A thin layer of starch sample was applied to double-sided sticky carbon tape on a specimen stub, and sputter-coated with 10 nm Au/Pd (BAL-TEC SCD 050; US-TechnoTrade). Samples were then examined using a scanning electron microscope (JSM-5400; JEOL Ltd.) at an accelerating voltage of 20 keV and at different magnification levels (1,500 ×, 3,500 ×, and 10,000 ×). For image collection, lower magnification was first employed to examine the whole view of samples, and higher magnification was then used to focus on sample areas that were representative overall.
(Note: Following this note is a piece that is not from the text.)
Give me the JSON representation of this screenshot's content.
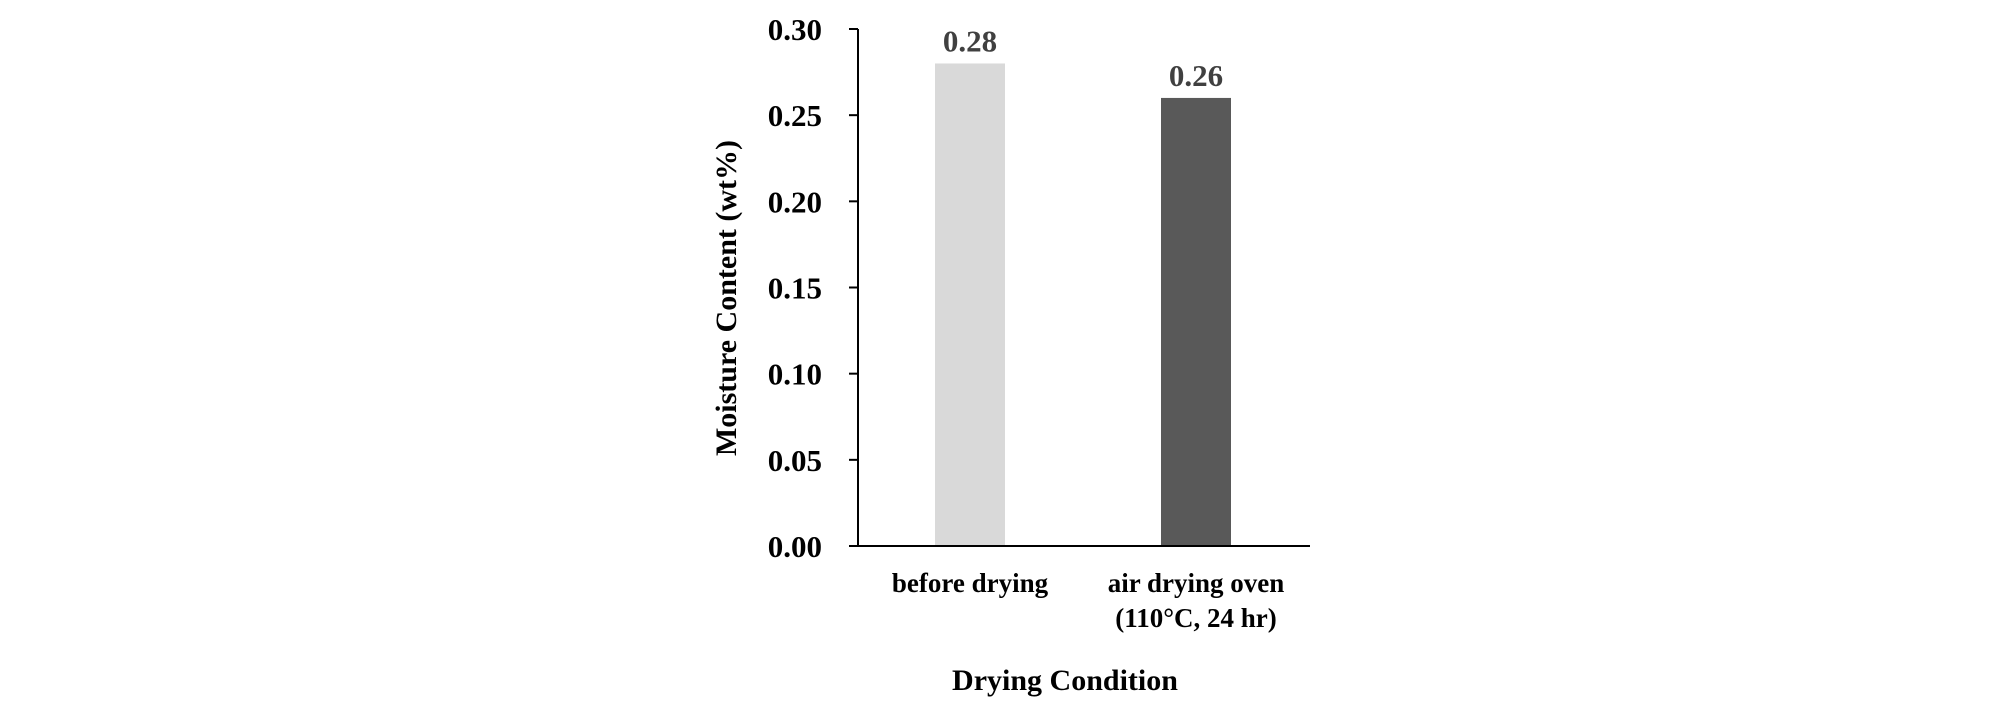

A kernel germination assay was performed according to the method in Dinges et al. 23 with slight modifications. Mature, dried maize kernels were surface-sterilized by immersion in 15 mL of 1% sodium hypochlorite for 5 min and then washed three times with deionized water. 15 kernels from each of three ears for each genotype were placed in Petri dishes containing three layers of moist Whatman paper and incubated at 30°C in the dark. The length of each coleoptile was measured by a ruler on successive days throughout the 11-day incubation period. To measure the amount of endosperm starch remaining, the roots, coleoptiles, embryo, and pericarps were removed from 2 kernels at days 1, 6, 8, and 11. The remaining endosperm was ground with a mortar and pestle on ice. The powered tissue was washed into a tube with deionized water and homogenized with a Tissumizer (Model SDT 1810; Tekmar) at 20,000 rpm for 1 min. The ground tissue was washed with deionized water, centrifuged at 1500 × g for 10 min, and suspended in 3 mL of deionized water. For calculating the dry weight of samples, 1 mL of this suspension was dried at 70°C overnight and weighed. The remaining 2 mL of the suspension was boiled for 30 min, and the total glucan polysaccharide in the solubilized solution was quantified in triplicates, using a commercial assay kit that measures glucose released after digestion with α-amylase and amyloglucosidase (Cat.No. K-TSTA; Megazyme). The quantified starch content was normalized against the dry weight for comparison between genotypes.